12. Limitations & Notes

  • Data Availability: NOAA NCEI data may have a 1–3 day lag from the current date. The most recent days might not have data yet. This only affects requests for US locations.
  • Station Coverage: Rural areas may have fewer nearby stations, resulting in data from stations farther away. Always check the reported distance, as it is listed in the datasets provided. This only applies to US/NCEI locations.
  • Open-Meteo Resolution: Open-Meteo provides gridded reanalysis data, not station-based observations. Its spatial resolution is approximately 9–25 km depending on the model. For non-US locations, this is the only available data source.
  • Forecast Accuracy: The 16-day forecast is sourced from Open-Meteo's numerical weather prediction models. Accuracy is generally high for the first 7 days and decreases beyond that.

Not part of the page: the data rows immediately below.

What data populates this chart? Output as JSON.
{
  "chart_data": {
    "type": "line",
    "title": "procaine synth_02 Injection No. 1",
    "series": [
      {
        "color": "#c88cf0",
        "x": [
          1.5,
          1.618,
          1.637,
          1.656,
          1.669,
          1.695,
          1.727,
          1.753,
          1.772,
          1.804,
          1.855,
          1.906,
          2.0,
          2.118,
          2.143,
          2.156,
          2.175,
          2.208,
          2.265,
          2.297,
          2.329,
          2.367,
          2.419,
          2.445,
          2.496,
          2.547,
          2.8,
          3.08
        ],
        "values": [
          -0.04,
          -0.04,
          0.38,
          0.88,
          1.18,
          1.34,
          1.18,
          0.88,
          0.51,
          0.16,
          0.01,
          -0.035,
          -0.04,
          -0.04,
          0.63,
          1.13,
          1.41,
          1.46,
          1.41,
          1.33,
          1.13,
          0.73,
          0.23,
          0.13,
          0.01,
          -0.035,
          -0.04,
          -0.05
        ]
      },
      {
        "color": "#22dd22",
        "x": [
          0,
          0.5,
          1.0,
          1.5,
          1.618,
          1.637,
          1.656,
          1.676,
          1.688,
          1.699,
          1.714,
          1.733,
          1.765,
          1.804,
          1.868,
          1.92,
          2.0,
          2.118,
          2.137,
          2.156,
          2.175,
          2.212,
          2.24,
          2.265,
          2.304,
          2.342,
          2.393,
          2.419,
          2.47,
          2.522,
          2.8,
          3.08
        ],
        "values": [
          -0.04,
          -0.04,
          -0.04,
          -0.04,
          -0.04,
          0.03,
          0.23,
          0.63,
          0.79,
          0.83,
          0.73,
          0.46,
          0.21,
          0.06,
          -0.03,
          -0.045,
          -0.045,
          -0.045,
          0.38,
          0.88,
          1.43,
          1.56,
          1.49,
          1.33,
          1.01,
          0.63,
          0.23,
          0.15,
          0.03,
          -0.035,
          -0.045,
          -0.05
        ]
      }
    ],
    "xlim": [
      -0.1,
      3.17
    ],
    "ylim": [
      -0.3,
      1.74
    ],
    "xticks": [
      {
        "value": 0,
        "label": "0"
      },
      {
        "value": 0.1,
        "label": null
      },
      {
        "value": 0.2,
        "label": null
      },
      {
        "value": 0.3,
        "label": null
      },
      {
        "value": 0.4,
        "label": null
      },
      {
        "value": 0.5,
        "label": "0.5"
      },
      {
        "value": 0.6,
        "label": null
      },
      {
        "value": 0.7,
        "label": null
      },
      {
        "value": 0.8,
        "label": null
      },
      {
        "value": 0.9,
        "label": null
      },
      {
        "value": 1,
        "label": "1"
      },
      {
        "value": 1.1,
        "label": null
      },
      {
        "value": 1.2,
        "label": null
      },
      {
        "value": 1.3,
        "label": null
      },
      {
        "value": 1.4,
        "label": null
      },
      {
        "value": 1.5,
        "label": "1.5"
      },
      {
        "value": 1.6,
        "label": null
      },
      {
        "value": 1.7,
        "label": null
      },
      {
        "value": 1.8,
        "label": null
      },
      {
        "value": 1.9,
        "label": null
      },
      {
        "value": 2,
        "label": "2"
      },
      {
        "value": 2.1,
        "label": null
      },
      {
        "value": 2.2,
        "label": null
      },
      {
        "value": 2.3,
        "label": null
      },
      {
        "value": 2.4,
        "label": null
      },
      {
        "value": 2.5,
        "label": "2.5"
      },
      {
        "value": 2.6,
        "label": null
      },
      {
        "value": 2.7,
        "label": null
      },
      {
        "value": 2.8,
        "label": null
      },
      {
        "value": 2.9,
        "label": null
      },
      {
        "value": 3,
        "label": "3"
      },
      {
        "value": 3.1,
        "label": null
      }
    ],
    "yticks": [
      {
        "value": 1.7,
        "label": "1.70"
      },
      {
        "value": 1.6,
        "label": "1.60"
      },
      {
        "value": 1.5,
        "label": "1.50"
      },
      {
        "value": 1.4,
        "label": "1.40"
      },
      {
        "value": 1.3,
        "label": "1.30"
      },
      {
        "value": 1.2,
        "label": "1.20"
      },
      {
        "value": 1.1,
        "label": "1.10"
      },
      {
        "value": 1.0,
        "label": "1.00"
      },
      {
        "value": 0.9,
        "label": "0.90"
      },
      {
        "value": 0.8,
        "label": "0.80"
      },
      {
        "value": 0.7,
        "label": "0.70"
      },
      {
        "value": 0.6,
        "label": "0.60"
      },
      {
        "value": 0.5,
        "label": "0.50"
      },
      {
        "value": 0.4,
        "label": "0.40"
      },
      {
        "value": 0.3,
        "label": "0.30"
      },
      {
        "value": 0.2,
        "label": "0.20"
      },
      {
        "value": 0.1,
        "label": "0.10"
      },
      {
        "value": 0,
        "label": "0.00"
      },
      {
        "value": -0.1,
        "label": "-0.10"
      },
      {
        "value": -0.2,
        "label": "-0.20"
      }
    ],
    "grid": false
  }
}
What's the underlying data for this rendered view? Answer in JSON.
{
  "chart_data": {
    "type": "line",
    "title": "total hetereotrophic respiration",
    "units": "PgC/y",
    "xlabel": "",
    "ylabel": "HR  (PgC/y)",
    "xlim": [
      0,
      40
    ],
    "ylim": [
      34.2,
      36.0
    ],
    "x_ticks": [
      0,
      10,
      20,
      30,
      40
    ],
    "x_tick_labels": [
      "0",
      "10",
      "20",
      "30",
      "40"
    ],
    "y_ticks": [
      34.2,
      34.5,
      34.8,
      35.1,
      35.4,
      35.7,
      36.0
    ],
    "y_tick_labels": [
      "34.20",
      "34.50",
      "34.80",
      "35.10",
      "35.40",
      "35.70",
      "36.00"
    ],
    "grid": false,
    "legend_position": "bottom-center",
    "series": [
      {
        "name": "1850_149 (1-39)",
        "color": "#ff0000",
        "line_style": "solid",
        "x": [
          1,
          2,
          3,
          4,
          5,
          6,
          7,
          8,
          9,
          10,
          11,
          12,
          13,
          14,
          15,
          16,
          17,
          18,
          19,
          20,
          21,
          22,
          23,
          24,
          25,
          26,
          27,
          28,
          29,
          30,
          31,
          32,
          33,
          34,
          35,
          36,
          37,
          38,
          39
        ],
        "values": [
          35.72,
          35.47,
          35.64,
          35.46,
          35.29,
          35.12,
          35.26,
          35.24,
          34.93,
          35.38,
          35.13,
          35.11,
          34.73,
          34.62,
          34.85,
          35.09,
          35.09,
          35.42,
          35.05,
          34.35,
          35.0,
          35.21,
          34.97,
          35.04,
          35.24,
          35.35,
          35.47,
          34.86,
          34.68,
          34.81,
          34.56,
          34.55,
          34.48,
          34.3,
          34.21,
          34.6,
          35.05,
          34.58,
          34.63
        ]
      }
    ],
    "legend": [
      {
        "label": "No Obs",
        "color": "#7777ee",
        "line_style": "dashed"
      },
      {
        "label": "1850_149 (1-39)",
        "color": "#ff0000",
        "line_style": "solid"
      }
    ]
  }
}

  • Coordinate Input: All pages accept coordinates in decimal degrees (e.g., 35.4564) or DMS format (e.g., 35° 27' 23" N). Locations can also be entered as city/state/country for geocoding via Nominatim.
  • Local Storage: Saved searches, label sheets, and the collection database are stored in your browser. They do not sync across devices and can be lost if you clear browser data. We recommend either printing your data and charts, saving the CSV files, and exporting the database when leaving the page. You can re-import the Database CSV file when you return.
  • NCEI Rate Limits: The NCEI API may occasionally return 503 errors during high-traffic periods. The system automatically retries up to 3 times with exponential backoff. This only affects requests for US locations.